On this site there are some users who claim that birth & death are mental phenomena, while other people argue that it's something physical.
Contextually, the Buddha lived in a time where other sects believed in some sort of an afterlife and/or 'soul transmigration', so perhaps Buddhism borrowed these principles as well, due to social & cultural conditioning?
Today, 'Atheists' & 'secular Buddhists' read the suttas with their modern 21st century understanding, which is not open for speculative, unverifiable things.They don't put the Buddha's context into account, where these things might have been quite important.

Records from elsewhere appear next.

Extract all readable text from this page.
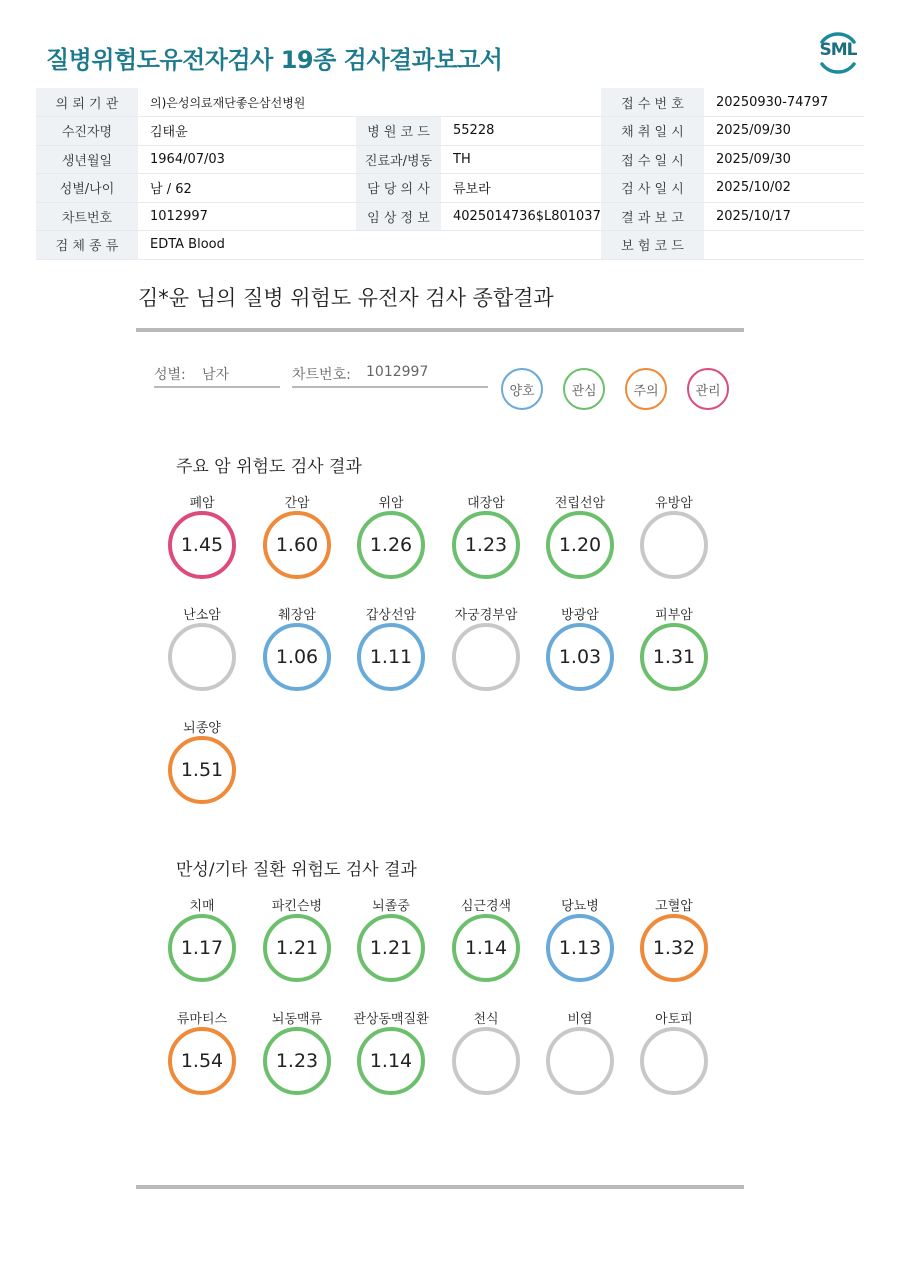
질병위험도유전자검사 19종 검사결과보고서	SML
의 뢰 기 관	의)은성의료재단좋은삼선병원			접 수 번 호	20250930-74797
수진자명	김태윤	병 원 코 드	55228	채 취 일 시	2025/09/30
생년월일	1964/07/03	진료과/병동	TH	접 수 일 시	2025/09/30
성별/나이	남 / 62	담 당 의 사	류보라	검 사 일 시	2025/10/02
차트번호	1012997	임 상 정 보	4025014736$L801037	결 과 보 고	2025/10/17
검 체 종 류	EDTA Blood			보 험 코 드	
김*윤 님의 질병 위험도 유전자 검사 종합결과
성별: 남자	차트번호: 1012997
양호	관심	주의	관리
주요 암 위험도 검사 결과
폐암
1.45
간암
1.60
위암
1.26
대장암
1.23
전립선암
1.20
유방암
난소암	췌장암
1.06
갑상선암
1.11
자궁경부암	방광암
1.03
피부암
1.31
뇌종양
1.51
만성/기타 질환 위험도 검사 결과
치매
1.17
파킨슨병
1.21
뇌졸중
1.21
심근경색
1.14
당뇨병
1.13
고혈압
1.32
류마티스
1.54
뇌동맥류
1.23
관상동맥질환
1.14
천식	비염	아토피
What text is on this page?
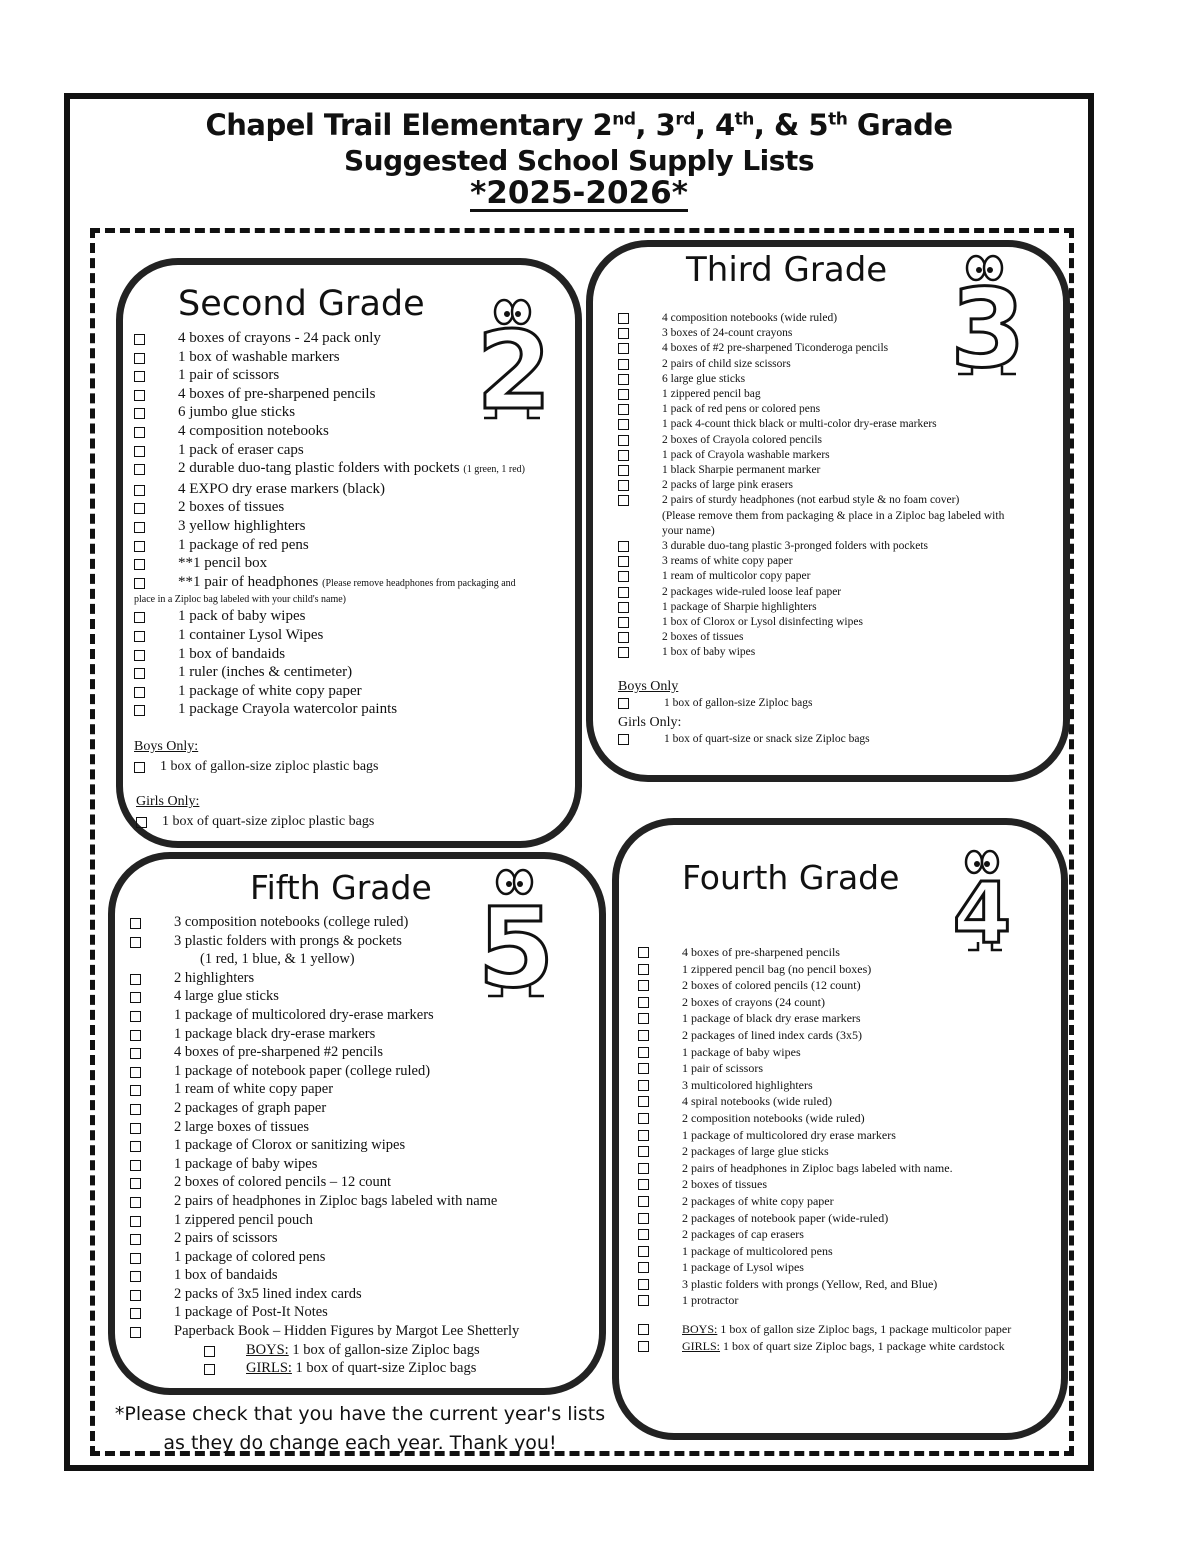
Chapel Trail Elementary 2nd, 3rd, 4th, & 5th Grade
Suggested School Supply Lists
*2025-2026*
Second Grade
2
4 boxes of crayons - 24 pack only
1 box of washable markers
1 pair of scissors
4 boxes of pre-sharpened pencils
6 jumbo glue sticks
4 composition notebooks
1 pack of eraser caps
2 durable duo-tang plastic folders with pockets (1 green, 1 red)
4 EXPO dry erase markers (black)
2 boxes of tissues
3 yellow highlighters
1 package of red pens
**1 pencil box
**1 pair of headphones (Please remove headphones from packaging and
place in a Ziploc bag labeled with your child's name)
1 pack of baby wipes
1 container Lysol Wipes
1 box of bandaids
1 ruler (inches & centimeter)
1 package of white copy paper
1 package Crayola watercolor paints
Boys Only:
1 box of gallon-size ziploc plastic bags
Girls Only:
1 box of quart-size ziploc plastic bags
Third Grade 3
4 composition notebooks (wide ruled)
3 boxes of 24-count crayons
4 boxes of #2 pre-sharpened Ticonderoga pencils
2 pairs of child size scissors
6 large glue sticks
1 zippered pencil bag
1 pack of red pens or colored pens
1 pack 4-count thick black or multi-color dry-erase markers
2 boxes of Crayola colored pencils
1 pack of Crayola washable markers
1 black Sharpie permanent marker
2 packs of large pink erasers
2 pairs of sturdy headphones (not earbud style & no foam cover)
(Please remove them from packaging & place in a Ziploc bag labeled with
your name)
3 durable duo-tang plastic 3-pronged folders with pockets
3 reams of white copy paper
1 ream of multicolor copy paper
2 packages wide-ruled loose leaf paper
1 package of Sharpie highlighters
1 box of Clorox or Lysol disinfecting wipes
2 boxes of tissues
1 box of baby wipes
Boys Only
1 box of gallon-size Ziploc bags
Girls Only:
1 box of quart-size or snack size Ziploc bags
Fifth Grade 5
3 composition notebooks (college ruled)
3 plastic folders with prongs & pockets
(1 red, 1 blue, & 1 yellow)
2 highlighters
4 large glue sticks
1 package of multicolored dry-erase markers
1 package black dry-erase markers
4 boxes of pre-sharpened #2 pencils
1 package of notebook paper (college ruled)
1 ream of white copy paper
2 packages of graph paper
2 large boxes of tissues
1 package of Clorox or sanitizing wipes
1 package of baby wipes
2 boxes of colored pencils – 12 count
2 pairs of headphones in Ziploc bags labeled with name
1 zippered pencil pouch
2 pairs of scissors
1 package of colored pens
1 box of bandaids
2 packs of 3x5 lined index cards
1 package of Post-It Notes
Paperback Book – Hidden Figures by Margot Lee Shetterly
BOYS: 1 box of gallon-size Ziploc bags
GIRLS: 1 box of quart-size Ziploc bags
Fourth Grade 4
4 boxes of pre-sharpened pencils
1 zippered pencil bag (no pencil boxes)
2 boxes of colored pencils (12 count)
2 boxes of crayons (24 count)
1 package of black dry erase markers
2 packages of lined index cards (3x5)
1 package of baby wipes
1 pair of scissors
3 multicolored highlighters
4 spiral notebooks (wide ruled)
2 composition notebooks (wide ruled)
1 package of multicolored dry erase markers
2 packages of large glue sticks
2 pairs of headphones in Ziploc bags labeled with name.
2 boxes of tissues
2 packages of white copy paper
2 packages of notebook paper (wide-ruled)
2 packages of cap erasers
1 package of multicolored pens
1 package of Lysol wipes
3 plastic folders with prongs (Yellow, Red, and Blue)
1 protractor
BOYS: 1 box of gallon size Ziploc bags, 1 package multicolor paper
GIRLS: 1 box of quart size Ziploc bags, 1 package white cardstock
*Please check that you have the current year's lists
as they do change each year. Thank you!
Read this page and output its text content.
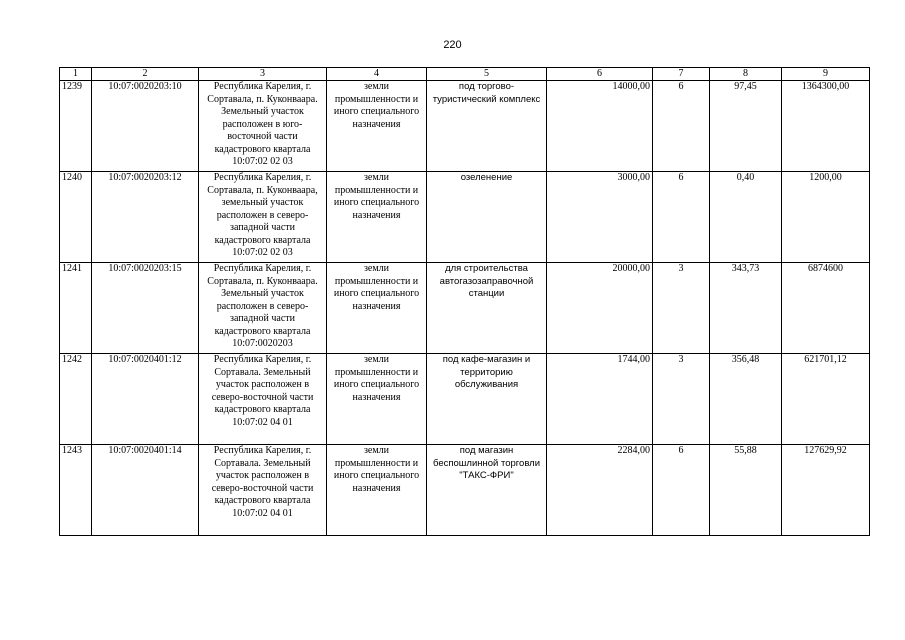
220
1	2	3	4	5	6	7	8	9
1239	10:07:0020203:10	Республика Карелия, г. Сортавала, п. Куконваара. Земельный участок расположен в юго-восточной части кадастрового квартала 10:07:02 02 03	земли промышленности и иного специального назначения	под торгово-туристический комплекс	14000,00	6	97,45	1364300,00
1240	10:07:0020203:12	Республика Карелия, г. Сортавала, п. Куконваара, земельный участок расположен в северо-западной части кадастрового квартала 10:07:02 02 03	земли промышленности и иного специального назначения	озеленение	3000,00	6	0,40	1200,00
1241	10:07:0020203:15	Республика Карелия, г. Сортавала, п. Куконваара. Земельный участок расположен в северо-западной части кадастрового квартала 10:07:0020203	земли промышленности и иного специального назначения	для строительства автогазозаправочной станции	20000,00	3	343,73	6874600
1242	10:07:0020401:12	Республика Карелия, г. Сортавала. Земельный участок расположен в северо-восточной части кадастрового квартала 10:07:02 04 01	земли промышленности и иного специального назначения	под кафе-магазин и территорию обслуживания	1744,00	3	356,48	621701,12
1243	10:07:0020401:14	Республика Карелия, г. Сортавала. Земельный участок расположен в северо-восточной части кадастрового квартала 10:07:02 04 01	земли промышленности и иного специального назначения	под магазин беспошлинной торговли "ТАКС-ФРИ"	2284,00	6	55,88	127629,92
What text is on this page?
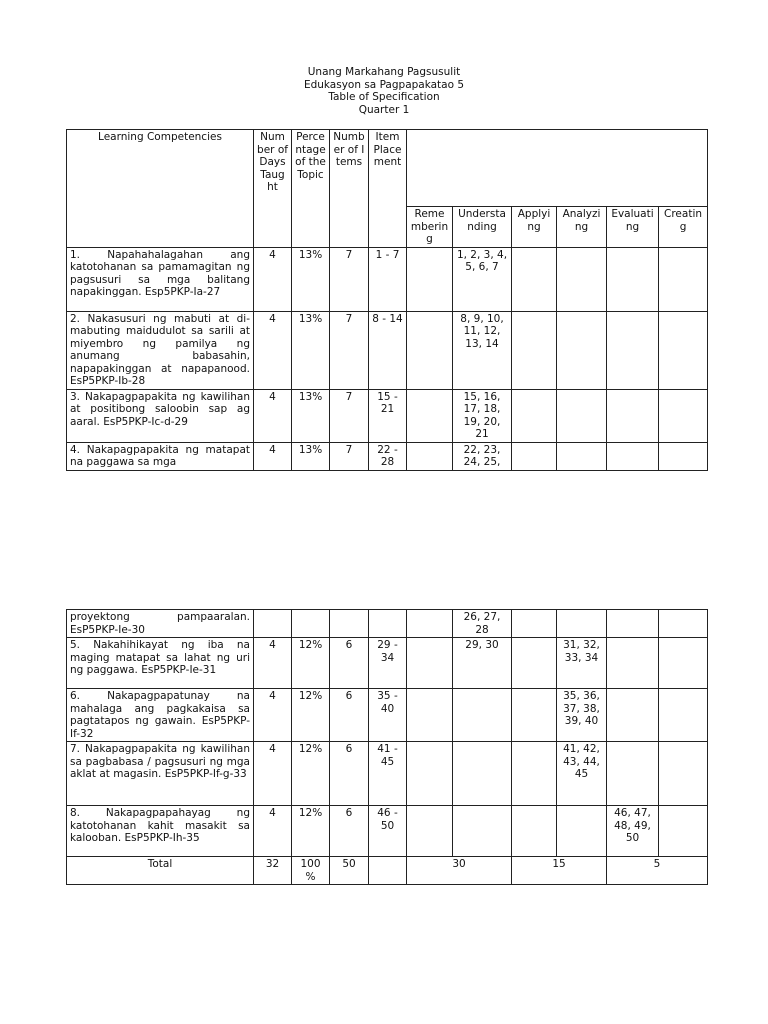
Unang Markahang Pagsusulit
Edukasyon sa Pagpapakatao 5
Table of Specification
Quarter 1
Learning Competencies	Number of Days Taught	Percentage of the Topic	Number of Items	Item Placement						
					Remembering	Understanding	Applying	Analyzing	Evaluating	Creating
1. Napahahalagahan ang katotohanan sa pamamagitan ng pagsusuri sa mga balitang napakinggan. Esp5PKP-Ia-27	4	13%	7	1 - 7		1, 2, 3, 4, 5, 6, 7				
2. Nakasusuri ng mabuti at di-mabuting maidudulot sa sarili at miyembro ng pamilya ng anumang babasahin, napapakinggan at napapanood. EsP5PKP-Ib-28	4	13%	7	8 - 14		8, 9, 10, 11, 12, 13, 14				
3. Nakapagpapakita ng kawilihan at positibong saloobin sap ag aaral. EsP5PKP-Ic-d-29	4	13%	7	15 - 21		15, 16, 17, 18, 19, 20, 21				
4. Nakapagpapakita ng matapat na paggawa sa mga	4	13%	7	22 - 28		22, 23, 24, 25,				
proyektong pampaaralan. EsP5PKP-Ie-30						26, 27, 28				
5. Nakahihikayat ng iba na maging matapat sa lahat ng uri ng paggawa. EsP5PKP-Ie-31	4	12%	6	29 - 34		29, 30		31, 32, 33, 34		
6. Nakapagpapatunay na mahalaga ang pagkakaisa sa pagtatapos ng gawain. EsP5PKP-If-32	4	12%	6	35 - 40				35, 36, 37, 38, 39, 40		
7. Nakapagpapakita ng kawilihan sa pagbabasa / pagsusuri ng mga aklat at magasin. EsP5PKP-If-g-33	4	12%	6	41 - 45				41, 42, 43, 44, 45		
8. Nakapagpapahayag ng katotohanan kahit masakit sa kalooban. EsP5PKP-Ih-35	4	12%	6	46 - 50					46, 47, 48, 49, 50	
Total	32	100 %	50		30		15		5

On the other hand, the Buddha invites us to see for ourselves & to experience the teachings in the here-&-now.
Since DO is about the origination of dukkha, how do we both see & stop literal birth, death & aging? Wouldn't this be completely in conflict with the here-&-now principle mentioned above?
The aging & death part in the sutta is straightforward. To quote:
"Now what is aging and death? Whatever aging, decrepitude, brokenness, graying, wrinkling, decline of life-force, weakening of the faculties of the various beings in this or that group of beings, that is called aging. Whatever deceasing, passing away, breaking up, disappearance, dying, death, completion of time, break up of the aggregates, casting off of the body, interruption in the life faculty of the various beings in this or that group of beings, that is called death.
In the quote above I cannot see any 'self-views' are subject to aging & death. Instead, I extrapolate from that quote that indeed something physical is happening (aging, decreptitude, casting off of the body, interruption in the life faculty).
So my question is: How do we really reconcile "Here-&-now" teachings with speculative, unverifiable theories, such as repeated rebirths, agings & deaths?